Logo of LLMs-from-scratch
LLMs-from-scratch
This comprehensive guide covers the entire process of building a GPT-like large language model, starting from coding the basics. It provides step-by-step instructions with clear explanations and examples, making it a valuable resource for understanding model development, pretraining, and finetuning techniques. The guide parallels techniques used in technologies like ChatGPT and includes information on loading and refining larger pre-trained models. Access the official code repository for updates and additional resources.
Logo of pixel
pixel
Explore an innovative language modeling approach with image-based text processing, removing fixed vocabulary limitations. This approach enables smooth language adaptation across different scripts. Pretrained with 3.2 billion words, this model surpasses BERT in handling non-Latin scripts. Utilizing components like a text renderer, encoder, and decoder, it reconstructs images at the pixel level, enhancing syntactic and semantic tasks. Access detailed pretraining and finetuning guidelines via Hugging Face for enhanced multilingual text processing.
Logo of mint
mint
Discover a minimalistic PyTorch library implementing common Transformer architectures, ideal for model development from scratch.
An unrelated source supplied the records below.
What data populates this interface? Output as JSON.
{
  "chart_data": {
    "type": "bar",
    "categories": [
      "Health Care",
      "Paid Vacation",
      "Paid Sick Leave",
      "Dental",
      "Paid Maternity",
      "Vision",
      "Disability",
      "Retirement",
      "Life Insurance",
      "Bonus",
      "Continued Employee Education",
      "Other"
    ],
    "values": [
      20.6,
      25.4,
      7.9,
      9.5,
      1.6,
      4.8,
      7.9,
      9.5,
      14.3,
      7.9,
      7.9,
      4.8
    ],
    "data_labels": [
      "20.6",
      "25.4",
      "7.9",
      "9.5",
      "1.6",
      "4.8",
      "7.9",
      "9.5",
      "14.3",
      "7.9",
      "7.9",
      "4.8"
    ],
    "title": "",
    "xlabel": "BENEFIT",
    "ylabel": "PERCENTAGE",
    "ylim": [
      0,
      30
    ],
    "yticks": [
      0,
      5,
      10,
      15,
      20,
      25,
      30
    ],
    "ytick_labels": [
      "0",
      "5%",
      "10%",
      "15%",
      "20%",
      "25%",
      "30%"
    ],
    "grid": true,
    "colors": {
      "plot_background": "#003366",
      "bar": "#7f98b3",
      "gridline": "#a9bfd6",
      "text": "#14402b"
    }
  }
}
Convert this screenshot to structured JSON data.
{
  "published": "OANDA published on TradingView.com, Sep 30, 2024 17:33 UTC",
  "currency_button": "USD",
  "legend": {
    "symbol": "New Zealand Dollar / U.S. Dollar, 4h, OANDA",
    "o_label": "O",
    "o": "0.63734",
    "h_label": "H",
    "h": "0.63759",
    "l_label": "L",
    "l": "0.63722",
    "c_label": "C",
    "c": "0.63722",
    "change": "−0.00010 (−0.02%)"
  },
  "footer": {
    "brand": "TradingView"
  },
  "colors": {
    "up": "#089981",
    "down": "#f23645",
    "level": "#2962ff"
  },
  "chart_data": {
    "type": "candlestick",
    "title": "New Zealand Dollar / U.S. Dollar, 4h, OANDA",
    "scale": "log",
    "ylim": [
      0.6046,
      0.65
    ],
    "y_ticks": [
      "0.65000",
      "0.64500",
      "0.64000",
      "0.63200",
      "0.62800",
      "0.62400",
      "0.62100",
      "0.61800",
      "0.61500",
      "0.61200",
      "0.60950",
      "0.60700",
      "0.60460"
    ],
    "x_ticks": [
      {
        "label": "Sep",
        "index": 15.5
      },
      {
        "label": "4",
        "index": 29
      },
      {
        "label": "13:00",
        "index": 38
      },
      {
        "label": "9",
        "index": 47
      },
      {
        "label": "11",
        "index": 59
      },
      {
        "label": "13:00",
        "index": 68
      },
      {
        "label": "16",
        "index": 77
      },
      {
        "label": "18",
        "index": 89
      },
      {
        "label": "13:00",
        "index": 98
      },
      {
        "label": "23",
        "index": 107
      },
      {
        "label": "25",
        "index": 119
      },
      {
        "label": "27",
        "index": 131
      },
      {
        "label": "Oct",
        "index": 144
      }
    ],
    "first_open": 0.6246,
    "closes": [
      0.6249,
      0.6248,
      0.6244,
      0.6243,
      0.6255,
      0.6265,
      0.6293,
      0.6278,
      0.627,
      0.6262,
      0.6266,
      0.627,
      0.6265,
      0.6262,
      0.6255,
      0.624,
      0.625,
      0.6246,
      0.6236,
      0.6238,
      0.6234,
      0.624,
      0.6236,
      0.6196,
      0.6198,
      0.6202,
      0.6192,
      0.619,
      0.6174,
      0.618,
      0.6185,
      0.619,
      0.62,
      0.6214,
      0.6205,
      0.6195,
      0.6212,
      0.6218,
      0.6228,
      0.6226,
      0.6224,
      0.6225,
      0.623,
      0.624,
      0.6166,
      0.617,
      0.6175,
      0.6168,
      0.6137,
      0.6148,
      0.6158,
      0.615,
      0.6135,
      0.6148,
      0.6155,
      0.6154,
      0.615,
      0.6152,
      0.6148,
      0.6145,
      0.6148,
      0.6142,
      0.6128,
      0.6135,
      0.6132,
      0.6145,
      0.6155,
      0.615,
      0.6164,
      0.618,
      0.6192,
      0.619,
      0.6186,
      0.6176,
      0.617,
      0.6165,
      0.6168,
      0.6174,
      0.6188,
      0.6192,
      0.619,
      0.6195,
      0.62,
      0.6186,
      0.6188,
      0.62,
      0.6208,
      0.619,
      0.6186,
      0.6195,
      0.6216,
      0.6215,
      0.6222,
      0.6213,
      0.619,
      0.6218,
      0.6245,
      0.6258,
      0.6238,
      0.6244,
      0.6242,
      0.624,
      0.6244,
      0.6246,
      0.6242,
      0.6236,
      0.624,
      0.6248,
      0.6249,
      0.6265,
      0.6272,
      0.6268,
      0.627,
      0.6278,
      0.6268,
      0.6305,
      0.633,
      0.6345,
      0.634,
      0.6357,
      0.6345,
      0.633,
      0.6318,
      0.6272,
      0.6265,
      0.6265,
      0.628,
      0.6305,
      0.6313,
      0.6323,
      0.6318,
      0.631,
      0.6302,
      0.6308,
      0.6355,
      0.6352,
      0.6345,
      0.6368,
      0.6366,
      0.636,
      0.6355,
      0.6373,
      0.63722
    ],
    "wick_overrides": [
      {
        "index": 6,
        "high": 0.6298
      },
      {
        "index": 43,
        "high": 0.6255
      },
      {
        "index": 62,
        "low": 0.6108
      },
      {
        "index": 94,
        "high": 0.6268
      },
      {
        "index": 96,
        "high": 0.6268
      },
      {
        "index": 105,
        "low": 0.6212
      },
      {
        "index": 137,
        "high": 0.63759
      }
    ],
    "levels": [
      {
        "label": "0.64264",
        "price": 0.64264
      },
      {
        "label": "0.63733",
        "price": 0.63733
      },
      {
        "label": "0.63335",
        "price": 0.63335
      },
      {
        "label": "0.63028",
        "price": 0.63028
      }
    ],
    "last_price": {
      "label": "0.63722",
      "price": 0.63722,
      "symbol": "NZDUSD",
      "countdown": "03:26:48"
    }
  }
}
Engage with sequential tutorials featuring BERT, GPT, and additional models crafted to enhance understanding of Transformers. Utilize fast subword tokenization with HuggingFace tokenizers. The library supports pretraining on various dataset sizes using in-memory and out-of-memory techniques and includes fine-tuning capabilities. Experience features such as the BERT completer for masked string completion. A functional toolkit to support machine learning projects.
Logo of SparK
SparK
SparK offers an innovative method for applying BERT-style self-supervised pretraining to all types of convolutional neural networks. Compatible with various CNN architectures such as ResNet, this approach minimizes dependencies and advances image classification capabilities. By employing sophisticated masked modeling, SparK-trained CNNs can surpass untrained larger models and challenge Swin-Transformer models. The pretraining shows significant scalability, enhancing all models involved. For detailed analysis and insights into the advantages of generative self-supervised pretraining, refer to our ICLR 2023 Spotlight paper. Additionally, our accessible Colab demos illustrate model reconstruction and conv layer masking issues.